Alternate ATLAS design with 3x in the collecting area and in the field of view (Credits: fallingstar.com).

Alternate ATLAS design with 3x in the collecting area and in the field of view (Credits: fallingstar.com).

A team of astronomers from the University of Hawaii is developing a system to indentify dangerous asteroids before their final fall to Earth.

According to the researchers, the system will offer a 1 week warning for a 45 meter diameter and 3 weeks for a 140 meter diameter asteroid. “That’s enough time to evacuate the area of people, take measures to protect buildings and other infrastructure, and be alert to a tsunami danger generated by ocean impacts,” said John Tonry, principal investigator for the project.
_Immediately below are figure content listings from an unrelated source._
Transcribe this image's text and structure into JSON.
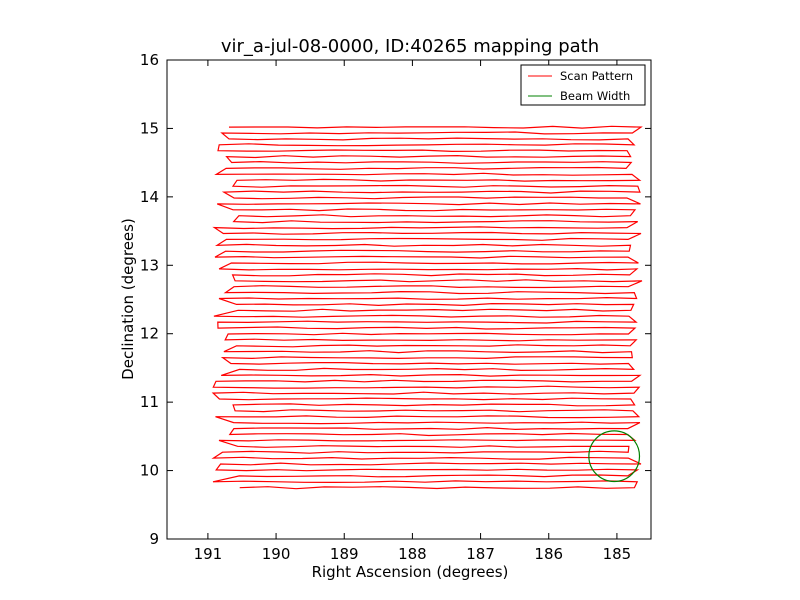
{
  "chart_data": {
    "type": "line",
    "title": "vir_a-jul-08-0000, ID:40265 mapping path",
    "xlabel": "Right Ascension (degrees)",
    "ylabel": "Declination (degrees)",
    "xlim": [
      191.6,
      184.5
    ],
    "ylim": [
      9,
      16
    ],
    "x_ticks": [
      "191",
      "190",
      "189",
      "188",
      "187",
      "186",
      "185"
    ],
    "x_tick_values": [
      191,
      190,
      189,
      188,
      187,
      186,
      185
    ],
    "y_ticks": [
      "9",
      "10",
      "11",
      "12",
      "13",
      "14",
      "15",
      "16"
    ],
    "y_tick_values": [
      9,
      10,
      11,
      12,
      13,
      14,
      15,
      16
    ],
    "grid": false,
    "legend_placement": "top-right",
    "scan": {
      "dec_start": 9.75,
      "dec_end": 15.02,
      "legs": 62,
      "ra_west_base": 190.65,
      "ra_west_amp": 0.2,
      "ra_east_base": 184.75,
      "ra_east_amp": 0.12
    },
    "series": [
      {
        "name": "Scan Pattern",
        "color": "#ff0000",
        "kind": "line"
      },
      {
        "name": "Beam Width",
        "color": "#008000",
        "kind": "circle",
        "center": [
          185.04,
          10.21
        ],
        "radius_dec": 0.37
      }
    ]
  }
}
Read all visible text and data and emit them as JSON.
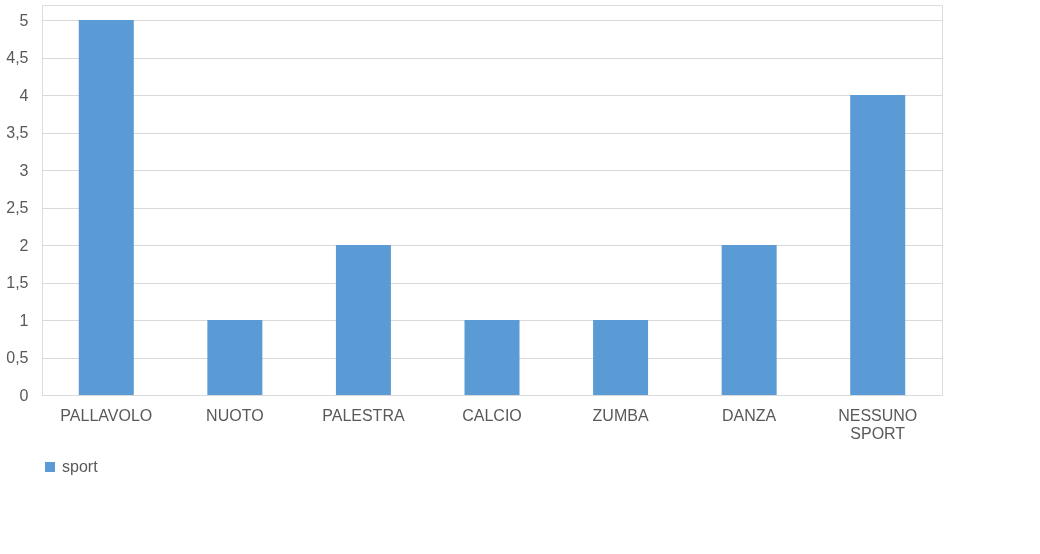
{
  "chart_data": {
    "type": "bar",
    "categories": [
      "PALLAVOLO",
      "NUOTO",
      "PALESTRA",
      "CALCIO",
      "ZUMBA",
      "DANZA",
      "NESSUNO SPORT"
    ],
    "series": [
      {
        "name": "sport",
        "color": "#5b9bd5",
        "values": [
          5,
          1,
          2,
          1,
          1,
          2,
          4
        ]
      }
    ],
    "ylim": [
      0,
      5.2
    ],
    "yticks": [
      0,
      {
        "value": 0.5,
        "label": "0,5"
      },
      1,
      {
        "value": 1.5,
        "label": "1,5"
      },
      2,
      {
        "value": 2.5,
        "label": "2,5"
      },
      3,
      {
        "value": 3.5,
        "label": "3,5"
      },
      4,
      {
        "value": 4.5,
        "label": "4,5"
      },
      5
    ],
    "grid": "y",
    "legend": "bottom"
  }
}
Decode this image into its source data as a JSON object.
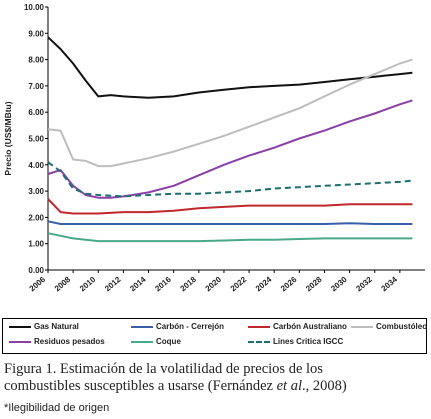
{
  "chart_data": {
    "type": "line",
    "ylabel": "Precio (US$/MBtu)",
    "xlabel": "",
    "ylim": [
      0,
      10
    ],
    "xlim": [
      2006,
      2036
    ],
    "yticks": [
      "0.00",
      "1.00",
      "2.00",
      "3.00",
      "4.00",
      "5.00",
      "6.00",
      "7.00",
      "8.00",
      "9.00",
      "10.00"
    ],
    "xticks": [
      "2006",
      "2008",
      "2010",
      "2012",
      "2014",
      "2016",
      "2018",
      "2020",
      "2022",
      "2024",
      "2026",
      "2028",
      "2030",
      "2032",
      "2034"
    ],
    "grid": false,
    "legend_position": "bottom",
    "series": [
      {
        "name": "Gas Natural",
        "color": "#111111",
        "dash": "solid",
        "x": [
          2006,
          2007,
          2008,
          2009,
          2010,
          2011,
          2012,
          2014,
          2016,
          2018,
          2020,
          2022,
          2024,
          2026,
          2028,
          2030,
          2032,
          2034,
          2035
        ],
        "y": [
          8.85,
          8.4,
          7.85,
          7.2,
          6.6,
          6.65,
          6.6,
          6.55,
          6.6,
          6.75,
          6.85,
          6.95,
          7.0,
          7.05,
          7.15,
          7.25,
          7.35,
          7.45,
          7.5
        ]
      },
      {
        "name": "Carbón - Cerrejón",
        "color": "#3a5fa8",
        "dash": "solid",
        "x": [
          2006,
          2007,
          2008,
          2010,
          2012,
          2014,
          2016,
          2018,
          2020,
          2022,
          2024,
          2026,
          2028,
          2030,
          2032,
          2034,
          2035
        ],
        "y": [
          1.85,
          1.75,
          1.75,
          1.75,
          1.75,
          1.75,
          1.75,
          1.75,
          1.75,
          1.75,
          1.75,
          1.75,
          1.75,
          1.78,
          1.75,
          1.75,
          1.75
        ]
      },
      {
        "name": "Carbón Australiano",
        "color": "#c0282d",
        "dash": "solid",
        "x": [
          2006,
          2007,
          2008,
          2010,
          2012,
          2014,
          2016,
          2018,
          2020,
          2022,
          2024,
          2026,
          2028,
          2030,
          2032,
          2034,
          2035
        ],
        "y": [
          2.7,
          2.2,
          2.15,
          2.15,
          2.2,
          2.2,
          2.25,
          2.35,
          2.4,
          2.45,
          2.45,
          2.45,
          2.45,
          2.5,
          2.5,
          2.5,
          2.5
        ]
      },
      {
        "name": "Combustóleo",
        "color": "#bdbdbd",
        "dash": "solid",
        "x": [
          2006,
          2007,
          2008,
          2009,
          2010,
          2011,
          2012,
          2014,
          2016,
          2018,
          2020,
          2022,
          2024,
          2026,
          2028,
          2030,
          2032,
          2034,
          2035
        ],
        "y": [
          5.35,
          5.3,
          4.2,
          4.15,
          3.95,
          3.95,
          4.05,
          4.25,
          4.5,
          4.8,
          5.1,
          5.45,
          5.8,
          6.15,
          6.6,
          7.05,
          7.45,
          7.85,
          8.0
        ]
      },
      {
        "name": "Residuos pesados",
        "color": "#8a3fa6",
        "dash": "solid",
        "x": [
          2006,
          2007,
          2008,
          2009,
          2010,
          2011,
          2012,
          2014,
          2016,
          2018,
          2020,
          2022,
          2024,
          2026,
          2028,
          2030,
          2032,
          2034,
          2035
        ],
        "y": [
          3.65,
          3.8,
          3.2,
          2.85,
          2.75,
          2.75,
          2.8,
          2.95,
          3.2,
          3.6,
          4.0,
          4.35,
          4.65,
          5.0,
          5.3,
          5.65,
          5.95,
          6.3,
          6.45
        ]
      },
      {
        "name": "Coque",
        "color": "#4aa88a",
        "dash": "solid",
        "x": [
          2006,
          2007,
          2008,
          2009,
          2010,
          2012,
          2014,
          2016,
          2018,
          2020,
          2022,
          2024,
          2026,
          2028,
          2030,
          2032,
          2034,
          2035
        ],
        "y": [
          1.4,
          1.3,
          1.2,
          1.15,
          1.1,
          1.1,
          1.1,
          1.1,
          1.1,
          1.12,
          1.15,
          1.15,
          1.18,
          1.2,
          1.2,
          1.2,
          1.2,
          1.2
        ]
      },
      {
        "name": "Lines Critica IGCC",
        "color": "#1b6f72",
        "dash": "dashed",
        "x": [
          2006,
          2007,
          2008,
          2009,
          2010,
          2012,
          2014,
          2016,
          2018,
          2020,
          2022,
          2024,
          2026,
          2028,
          2030,
          2032,
          2034,
          2035
        ],
        "y": [
          4.1,
          3.75,
          3.1,
          2.9,
          2.85,
          2.8,
          2.85,
          2.9,
          2.9,
          2.95,
          3.0,
          3.1,
          3.15,
          3.2,
          3.25,
          3.3,
          3.35,
          3.4
        ]
      }
    ]
  },
  "caption": {
    "line1": "Figura 1. Estimación de la volatilidad de precios de los",
    "line2_a": "combustibles susceptibles a usarse (Fernández ",
    "line2_em": "et al",
    "line2_b": "., 2008)"
  },
  "note": "*Ilegibilidad de origen"
}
The system, called Asteroid Terrestrial-Impact Last Alert System (ATLAS), will operate up to 8 small telescopes, each fitted with cameras of up to 100 megapixels, on mounts housed at one or two locations on the Hawaiian Islands. ATLAS will patrol the visible sky twice a night looking for faint objects moving through space, starting by the end of 2015 when it will be fully operational. The project got a $5 million grant from NASA Near Earth Objects Observations program, with $3.5 million allocated for design and construction in the first 3 years and the remnant for operation in the following 2 years.
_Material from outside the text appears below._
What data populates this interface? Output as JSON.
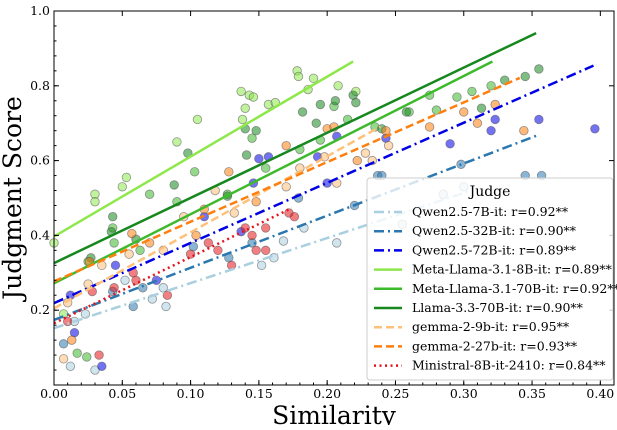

ATLAS will complement the Institute for Astronomy’s Pan-STARRS project, a system that searches for large “killer asteroids” years, decades, and even centuries before they might impact Earth. However, while Pan-STARRS takes 1 month to complete one mapping of the visible sky in a deep but narrow survey, ATLAS will look in a closer and wider path to help identify the smaller asteroids that hit Earth much more frequently.

Early ATLAS design concept.  (Credtis: fallingstar.com).

Early ATLAS design concept. (Credtis: fallingstar.com).

Most asteroids reside in the main asteroid belt between Mars and Jupiter. However, some asteroids, called near-Earth objects (NEO), can orbit much closer to our planet; sometimes their paths can bring them on a collision course with Earth. Such space rocks can represent a significant threat. Scientists estimate that about once every few hundred years Earth is hit by a potential killer asteroid. The most recent impact of this kind was the Tunguska event, in Siberia, that occurred 103 years ago.

Tonry is very confident in ATLAS’ capacity to observe NEOs and he compared the network’s sensitivity to detecting a match flame in New York City when viewed from San Francisco. ATLAS will not only look for asteroids, but will also look for dwarf planets, supernova explosions, and other astronomical events.

While ATLAS will observe the sky from on the ground, Canadians are building in-orbit systems (NEOSSat and Sapphire) to detect and observe NEOs. These are just a few of the asteroid monitoring projects whose profiles have been raised by the failure of any existing monitoring program to detect the damaging Chebarkul meteor.